Machine learning enables derive patterns that help businesses to enhance their customer experience and subsequently increase their market share. Rishabh Software blends this business knowledge with technology to help food delivery companies optimize operations, accelerate delivery times & enhance the customer experience to outperform the competition.
An on-demand food delivery model connects merchants, riders, and end customers likewise. It helps collate the data from past orders and user consumption patterns. Using Big Data & Analytics, the food delivery companies can track several operational aspects like traffic, climatic conditions, obstacles in the delivery route, and analyze how food can be delivered faster. The AI & ML systems offer insights about the route status in real-time to the delivery person for ensuring that the food gets delivered on time, every time!
Still on the fence about how to leverage Analytics & Machine Learning in food delivery? Then this article will show you how these emerging technologies like Machine Learning can help optimize delivery cost & time for profitable business outcomes. Further, you can even expect to get inputs on how to go about building a fully functional predictive model that is sure to satisfy more customers with quicker & quality service!
Let’s dive right in!
Faster delivery time is one of the most important factors that ensure success for the food delivery app.
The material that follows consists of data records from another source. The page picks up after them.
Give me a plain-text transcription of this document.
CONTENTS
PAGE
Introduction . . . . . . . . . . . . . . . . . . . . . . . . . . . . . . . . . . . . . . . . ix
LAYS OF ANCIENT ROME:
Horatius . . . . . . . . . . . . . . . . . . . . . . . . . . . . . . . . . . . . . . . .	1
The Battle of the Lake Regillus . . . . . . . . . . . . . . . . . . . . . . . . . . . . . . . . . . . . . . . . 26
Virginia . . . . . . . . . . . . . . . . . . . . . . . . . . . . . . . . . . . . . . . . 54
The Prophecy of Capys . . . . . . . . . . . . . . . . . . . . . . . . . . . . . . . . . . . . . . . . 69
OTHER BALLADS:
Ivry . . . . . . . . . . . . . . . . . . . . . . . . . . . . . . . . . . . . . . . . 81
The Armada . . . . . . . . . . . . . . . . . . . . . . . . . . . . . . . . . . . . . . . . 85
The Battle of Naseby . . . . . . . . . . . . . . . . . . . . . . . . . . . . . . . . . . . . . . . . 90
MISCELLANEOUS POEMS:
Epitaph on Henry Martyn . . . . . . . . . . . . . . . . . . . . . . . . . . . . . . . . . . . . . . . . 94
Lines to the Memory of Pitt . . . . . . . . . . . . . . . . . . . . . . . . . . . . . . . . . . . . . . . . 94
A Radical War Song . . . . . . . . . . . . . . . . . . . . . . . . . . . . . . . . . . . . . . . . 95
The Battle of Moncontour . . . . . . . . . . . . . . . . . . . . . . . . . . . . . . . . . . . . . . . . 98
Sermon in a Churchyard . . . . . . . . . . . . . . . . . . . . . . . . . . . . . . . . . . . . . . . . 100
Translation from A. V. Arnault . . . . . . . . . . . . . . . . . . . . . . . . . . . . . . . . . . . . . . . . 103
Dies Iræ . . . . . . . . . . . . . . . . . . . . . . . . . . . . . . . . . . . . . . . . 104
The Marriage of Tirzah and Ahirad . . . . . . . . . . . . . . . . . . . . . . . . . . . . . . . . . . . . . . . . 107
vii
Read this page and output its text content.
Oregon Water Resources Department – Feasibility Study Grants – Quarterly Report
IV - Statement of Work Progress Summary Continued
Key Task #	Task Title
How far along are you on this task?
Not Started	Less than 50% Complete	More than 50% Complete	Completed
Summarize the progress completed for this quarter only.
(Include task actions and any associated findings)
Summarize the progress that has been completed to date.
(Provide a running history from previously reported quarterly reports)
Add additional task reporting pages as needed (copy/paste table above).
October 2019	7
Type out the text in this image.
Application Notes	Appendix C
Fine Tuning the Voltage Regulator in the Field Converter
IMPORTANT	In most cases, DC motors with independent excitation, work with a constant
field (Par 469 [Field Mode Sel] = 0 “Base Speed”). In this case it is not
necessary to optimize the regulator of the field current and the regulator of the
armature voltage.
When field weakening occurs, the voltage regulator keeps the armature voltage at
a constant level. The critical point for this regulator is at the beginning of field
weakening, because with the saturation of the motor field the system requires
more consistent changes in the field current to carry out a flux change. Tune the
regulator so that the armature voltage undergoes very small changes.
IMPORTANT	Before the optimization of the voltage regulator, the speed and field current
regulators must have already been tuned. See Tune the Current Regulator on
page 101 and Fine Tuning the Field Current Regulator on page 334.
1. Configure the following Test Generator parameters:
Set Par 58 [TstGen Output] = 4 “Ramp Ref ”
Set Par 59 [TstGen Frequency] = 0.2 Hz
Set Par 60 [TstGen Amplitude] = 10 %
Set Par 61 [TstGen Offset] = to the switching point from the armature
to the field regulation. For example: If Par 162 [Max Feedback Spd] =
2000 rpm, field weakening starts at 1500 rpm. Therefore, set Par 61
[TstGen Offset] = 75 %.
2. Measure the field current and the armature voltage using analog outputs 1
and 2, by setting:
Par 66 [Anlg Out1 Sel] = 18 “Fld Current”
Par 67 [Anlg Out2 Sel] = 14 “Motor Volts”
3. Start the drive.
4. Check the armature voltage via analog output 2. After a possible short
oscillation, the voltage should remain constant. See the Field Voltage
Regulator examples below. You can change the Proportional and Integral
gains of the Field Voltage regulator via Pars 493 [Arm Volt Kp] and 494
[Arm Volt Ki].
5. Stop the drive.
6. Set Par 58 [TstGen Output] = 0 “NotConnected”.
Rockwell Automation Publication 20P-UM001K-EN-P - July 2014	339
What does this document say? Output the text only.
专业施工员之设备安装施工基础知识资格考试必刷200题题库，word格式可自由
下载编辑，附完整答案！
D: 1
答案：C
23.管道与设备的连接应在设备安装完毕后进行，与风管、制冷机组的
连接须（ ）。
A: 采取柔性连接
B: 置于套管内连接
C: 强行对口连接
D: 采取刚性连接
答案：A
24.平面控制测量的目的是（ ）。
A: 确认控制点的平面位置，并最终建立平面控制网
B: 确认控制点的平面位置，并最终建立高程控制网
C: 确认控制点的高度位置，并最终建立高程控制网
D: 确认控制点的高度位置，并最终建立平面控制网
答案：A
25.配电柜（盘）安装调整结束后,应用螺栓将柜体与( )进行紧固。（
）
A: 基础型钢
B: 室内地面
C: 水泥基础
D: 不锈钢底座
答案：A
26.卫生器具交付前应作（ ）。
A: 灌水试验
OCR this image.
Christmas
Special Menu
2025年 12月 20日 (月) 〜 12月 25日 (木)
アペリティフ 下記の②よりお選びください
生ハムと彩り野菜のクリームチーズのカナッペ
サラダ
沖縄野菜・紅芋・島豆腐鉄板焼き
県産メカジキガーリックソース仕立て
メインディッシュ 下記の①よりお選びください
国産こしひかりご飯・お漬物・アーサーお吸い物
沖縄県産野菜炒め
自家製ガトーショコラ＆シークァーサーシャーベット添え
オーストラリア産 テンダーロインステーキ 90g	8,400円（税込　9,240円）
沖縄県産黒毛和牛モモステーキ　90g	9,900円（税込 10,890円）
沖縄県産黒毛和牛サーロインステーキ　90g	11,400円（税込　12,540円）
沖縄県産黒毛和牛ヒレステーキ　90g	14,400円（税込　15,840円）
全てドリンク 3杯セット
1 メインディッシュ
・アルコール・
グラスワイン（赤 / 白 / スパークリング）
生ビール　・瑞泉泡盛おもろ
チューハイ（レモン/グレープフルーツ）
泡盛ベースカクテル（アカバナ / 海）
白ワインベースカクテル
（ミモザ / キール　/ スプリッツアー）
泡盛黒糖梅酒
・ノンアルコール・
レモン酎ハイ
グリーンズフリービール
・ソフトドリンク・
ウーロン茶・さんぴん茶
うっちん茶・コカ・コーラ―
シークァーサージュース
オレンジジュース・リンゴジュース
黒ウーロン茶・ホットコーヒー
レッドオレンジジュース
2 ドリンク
It most certainly offers a front-line edge to your business over the competition.
Rishabh Software team specializes in developing advanced analytics solutions that enable food aggregators, cloud kitchens, and other businesses in this domain to seamlessly optimize delivery cycles across the board while ensuring customer delight!
With our experience, we support businesses to better address the below scenarios during the delivery phase:
Leverage our specialization in analytics & data science to craft result-driven models for your food business
Below are the five actionable elements that we put to practice while deriving a food delivery time prediction model:
It starts with taking into consideration the delivery information as the input with the desired pick-up time as the output.
Some crucial factors for consideration include:
We leverage your food delivery dataset to enable you to stay competitive with a top-of-the-mind recall. For this, we implement an ML-based architecture that helps with:
And as an input to our predictive model, we divide the data into three broad categories:
These data pointers are combined with other variables to execute one-hot-encoding. It helps with the creation of several binary variables for every possible data set. The variables are then fed into the predictive model for training.
We divide the food delivery optimization cycle into three components:
1. Collection of food from the vendor (restaurant and others)
2. Drive from the vendor’s location to the customer’s address
3. Deliver the food package
The time taken for every component is then added to arrive at the final delivery time. Other aspects that are taken into consideration while considering the food delivery route optimization model would include;
To feed the trip-level data into the model, we assemble the dataset as suggested below:
(restaurant1, rider1, timestamp1, parked)
(restaurant1, rider1, timestamp2, waiting_at_restaurant)
(restaurant1, rider1, timestamp3, walking_to_bike)
(restaurant1, rider1, timestamp4, enroute_to_eater)
The model further analyzes activity data such as routes, parking status, vehicle type, traffic conditions, food preparation time, & delivery time, and more from the previous orders & draws useful insights.
Break pick-up & drop-off in stages like On a trip – walk – service time – walk back
The detailed breakdown of trip state helps predict food delivery time using Machine Learning and optimize performance across stages, including:
Right from predicting the need for inventory to food prep time, this startup takes a data-driven approach to decision-making. They leverage capacity planning algorithms to accurately predict the need for manpower on a given day.
With an autonomous dispatch system that combines ML & Big Data technologies, they can address the constantly fluctuating customer preferences and demands. They also use the insights to optimize their food preparation and delivery time. This helps ensure that the drivers arrive right on time and food is delivered hot. Further with a logistics software system that provides a real-time view of deliveries, they can even ensure that the drivers are fast & efficient.
To conclude, our food delivery data analytics model helps businesses reduce delivery time by dividing the on-demand delivery cycle into granular stages.
Rishabh Software’s team continues to create smart solutions that cater to the varied needs of food delivery businesses. We assist them with scalable, robust, reliable architecture to improve the experience for restaurant & delivery partners and end customers. For a US-based organization, we helped automate the food delivery mechanism with back-office operations for payment and invoicing management.
To help you make the most of your customers’ data, we can design a custom on-demand app powered with food delivery data analytics and big data algorithms. It will enable you to get real-time insights into food prep time, GPS, delivery location, and traffic updates. Using this data, you can dispatch drivers on the most efficient route, reduce the wait time for customers, improve satisfaction rates & boost your ROI!
Partner with us to unlock the true potential of data analytics in food delivery & drive efficiency gains across delivery cycles.